Я несколько раз проглотил слюну, меня слегка мутило. К тому же в воду для омовения добавили каких-то горьких трав, от которых появилась резь в глазах. Цирюльник подровнял волосы на голове Климента и сбрил щетину – вспомнил в это мгновение, как читал в книгах, что у святых отцов, уложенных в гроб и сто и двести лет назад, росли ногти и борода. В лучах зимнего солнца, пробивавшегося через занавеси, седые волоски казались серебряными. Они падали на разноцветные плитки пола, вплетаясь в рисунок из птиц и виноградных лоз. Так проходит слава земная, ибо призрачно все в этом мире и преходяще.
Оказалось, что самое страшное было впереди. Когда цирюльник закончил свою работу, аптекарь принялся затыкать отверстия на теле папы. Грубыми, сильными движениями он запихивал комки коричневой шерсти, смоченные в мирре, в рот, ноздри, уши и анус нашего доброго отца.
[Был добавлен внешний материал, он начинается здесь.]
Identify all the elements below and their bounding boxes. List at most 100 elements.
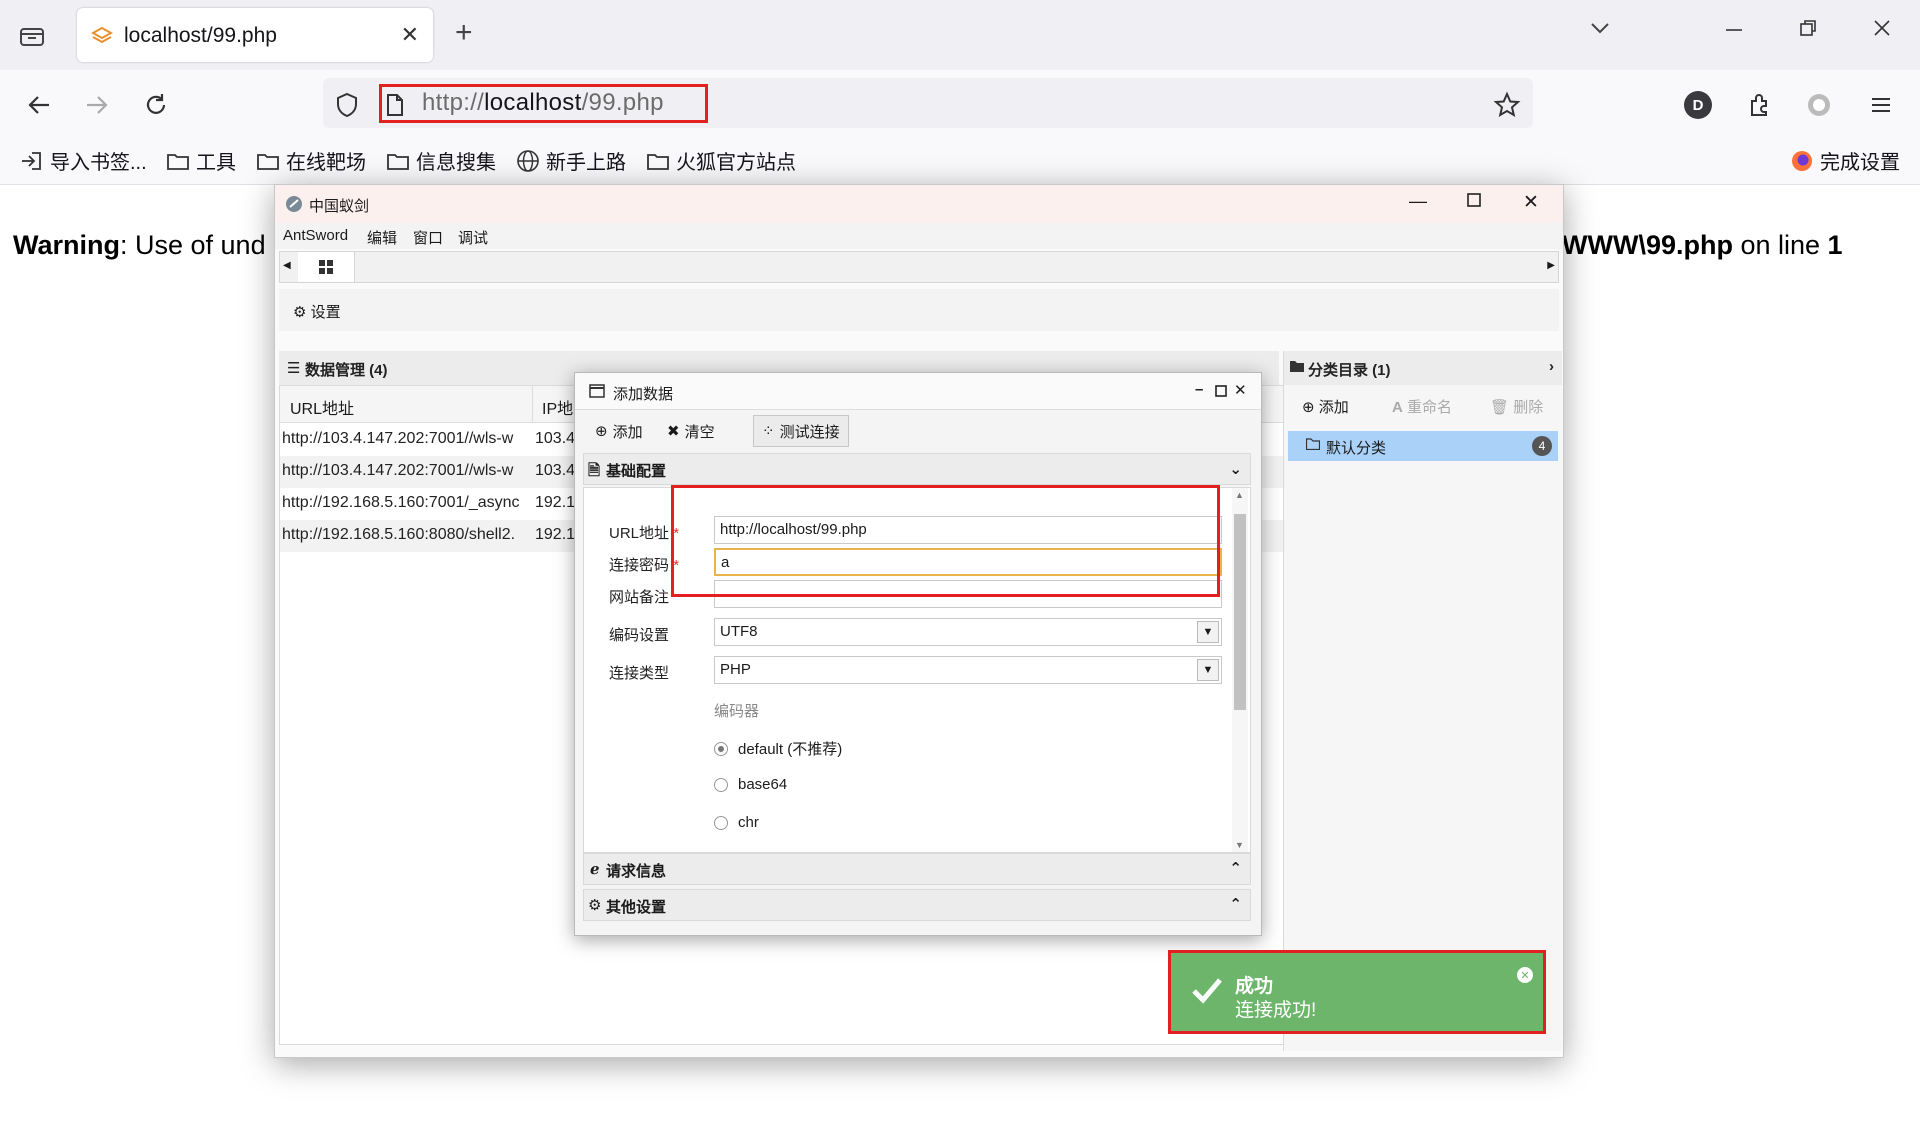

Я отвернулся и попробовал помолиться, но было поздно – только что увиденное уже стояло перед глазами, двоясь и троясь. Мне казалось, что это в мой рот проталкивают вязкие колючие сгустки. Стало трудно дышать, и я, по малодушию своему, удалился.
Она ждала меня с обедом и была облачена по привычке своей в золото. Есть я не смог, ибо понимал, что именно в это мгновение тело Климента повторно омыли, на этот раз белым вином, и приступили к бальзамированию. Осушив кубок, я поговорил с ней немного и затем уединился в кабинете, чтобы все как следует записать. В желудке у меня тяжесть, на сердце боль, в голове – пустота… Еду во дворец.
На следующий день Алехин попросил у Ирины Сергеевны разрешения посетить ливрею Хуго де Бофора. Протягивая увесистую связку бронзовых ключей, она сказала:
– Лизе тут доставили новый кабриолет. Она заказывала недели две назад… Я ничего не понимаю в машинах, но Лиза сказала, что это ваша любимая марка. Она хотела сделать вам сюрприз, – Ирина Сергеевна тяжело вздохнула, – возьмите его. На такси будет очень дорого.